Roll from all sides to get equal thickness,don’t roll from center otherwise it  is thin at center and thick from all sides.
Meanwhile heat the tava,place the paratha on hot tava.
After some time flip it to other side,let it cook from both sides.
Then apply oil with the help of a brush on both sides,let it cook completely till it get golden colour.
Now I applied my homemade butter on both sides…
And its done,ser ve hot with curd,pickle,onion anything of your choice


By adding maida to atta,it is easy to roll.
You get a beautiful colour also after cooking paratha and it just melts in mouth.
You can simply mix the spice masala in potato mixture and make the stuffing without cooking onion.
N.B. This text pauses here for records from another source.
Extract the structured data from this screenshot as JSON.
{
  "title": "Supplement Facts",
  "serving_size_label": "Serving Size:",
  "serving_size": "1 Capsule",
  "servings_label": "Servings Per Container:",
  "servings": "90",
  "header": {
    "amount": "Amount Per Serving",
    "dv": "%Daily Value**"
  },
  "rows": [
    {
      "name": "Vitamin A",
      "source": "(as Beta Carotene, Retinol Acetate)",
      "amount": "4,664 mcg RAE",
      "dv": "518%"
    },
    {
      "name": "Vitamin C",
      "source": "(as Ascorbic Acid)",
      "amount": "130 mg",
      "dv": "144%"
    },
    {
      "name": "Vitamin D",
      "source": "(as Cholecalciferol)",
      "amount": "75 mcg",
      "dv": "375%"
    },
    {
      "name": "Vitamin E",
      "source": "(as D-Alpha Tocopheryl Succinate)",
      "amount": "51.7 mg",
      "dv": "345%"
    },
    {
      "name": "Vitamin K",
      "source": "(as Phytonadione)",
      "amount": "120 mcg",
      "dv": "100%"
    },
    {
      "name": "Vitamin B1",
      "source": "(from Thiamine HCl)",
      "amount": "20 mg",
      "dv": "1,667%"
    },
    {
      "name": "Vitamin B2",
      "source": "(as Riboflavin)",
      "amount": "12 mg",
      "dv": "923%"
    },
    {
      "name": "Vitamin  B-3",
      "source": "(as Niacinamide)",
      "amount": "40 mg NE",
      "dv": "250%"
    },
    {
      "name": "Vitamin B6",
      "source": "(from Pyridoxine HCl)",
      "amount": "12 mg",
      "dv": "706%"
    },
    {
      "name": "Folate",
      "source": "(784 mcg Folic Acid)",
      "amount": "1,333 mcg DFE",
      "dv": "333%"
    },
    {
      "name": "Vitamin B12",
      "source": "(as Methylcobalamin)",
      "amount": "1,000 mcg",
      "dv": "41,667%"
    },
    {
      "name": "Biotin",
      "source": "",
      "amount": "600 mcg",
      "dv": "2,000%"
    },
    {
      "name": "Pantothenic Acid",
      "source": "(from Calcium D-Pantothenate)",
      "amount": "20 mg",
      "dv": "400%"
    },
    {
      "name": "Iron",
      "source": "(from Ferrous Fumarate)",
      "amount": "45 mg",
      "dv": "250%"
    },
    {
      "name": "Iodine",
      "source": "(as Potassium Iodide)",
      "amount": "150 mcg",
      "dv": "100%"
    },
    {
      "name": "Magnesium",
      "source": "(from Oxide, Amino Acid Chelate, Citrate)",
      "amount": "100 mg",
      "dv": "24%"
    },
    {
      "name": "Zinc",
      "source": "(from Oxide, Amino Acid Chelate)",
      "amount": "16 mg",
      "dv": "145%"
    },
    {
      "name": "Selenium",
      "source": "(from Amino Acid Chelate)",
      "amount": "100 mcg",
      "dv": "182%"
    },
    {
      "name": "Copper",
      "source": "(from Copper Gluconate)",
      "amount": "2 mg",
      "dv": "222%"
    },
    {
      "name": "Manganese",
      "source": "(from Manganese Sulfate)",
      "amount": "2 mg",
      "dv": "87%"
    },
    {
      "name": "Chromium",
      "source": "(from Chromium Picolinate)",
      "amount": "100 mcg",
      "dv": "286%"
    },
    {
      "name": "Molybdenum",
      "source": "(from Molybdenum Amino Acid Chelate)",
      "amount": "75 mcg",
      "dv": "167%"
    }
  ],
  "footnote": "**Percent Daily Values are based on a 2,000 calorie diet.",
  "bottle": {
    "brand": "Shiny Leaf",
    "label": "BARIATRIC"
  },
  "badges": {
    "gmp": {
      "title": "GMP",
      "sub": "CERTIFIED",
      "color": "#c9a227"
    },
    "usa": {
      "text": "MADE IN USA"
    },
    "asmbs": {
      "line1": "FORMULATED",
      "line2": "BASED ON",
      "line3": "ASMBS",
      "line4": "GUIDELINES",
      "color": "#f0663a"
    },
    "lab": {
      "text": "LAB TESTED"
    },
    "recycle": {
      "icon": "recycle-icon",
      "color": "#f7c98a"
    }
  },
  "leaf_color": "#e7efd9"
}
Keep the potato mixture dry so for that boil the potato one day before so that it has less moisture.
Or if you boil on same day,try to cool it down completely before peeling.
If you feel the potato mixture eis not dry add little besan to the potato mixture.
Roll with light hand and less pressure so that potato masala not come out .
Roll from all sides so that it gets even thickness .
Before kneading the dough,mix the oil with flour so that it is well incorporated,in this way you get khasta paratha.
You can add ghee instead of butter while cooking paratha.
After kneading the dough , make it rest atleast for 15 to 20 min.
Make dumpling and potato stuffing prior to rolling paratha,it is easy to prepare.
It is recommended to make equal size of dumpling and stuffing,but I prefer little bigger size stuffing as we love to have more potato masala in paratha.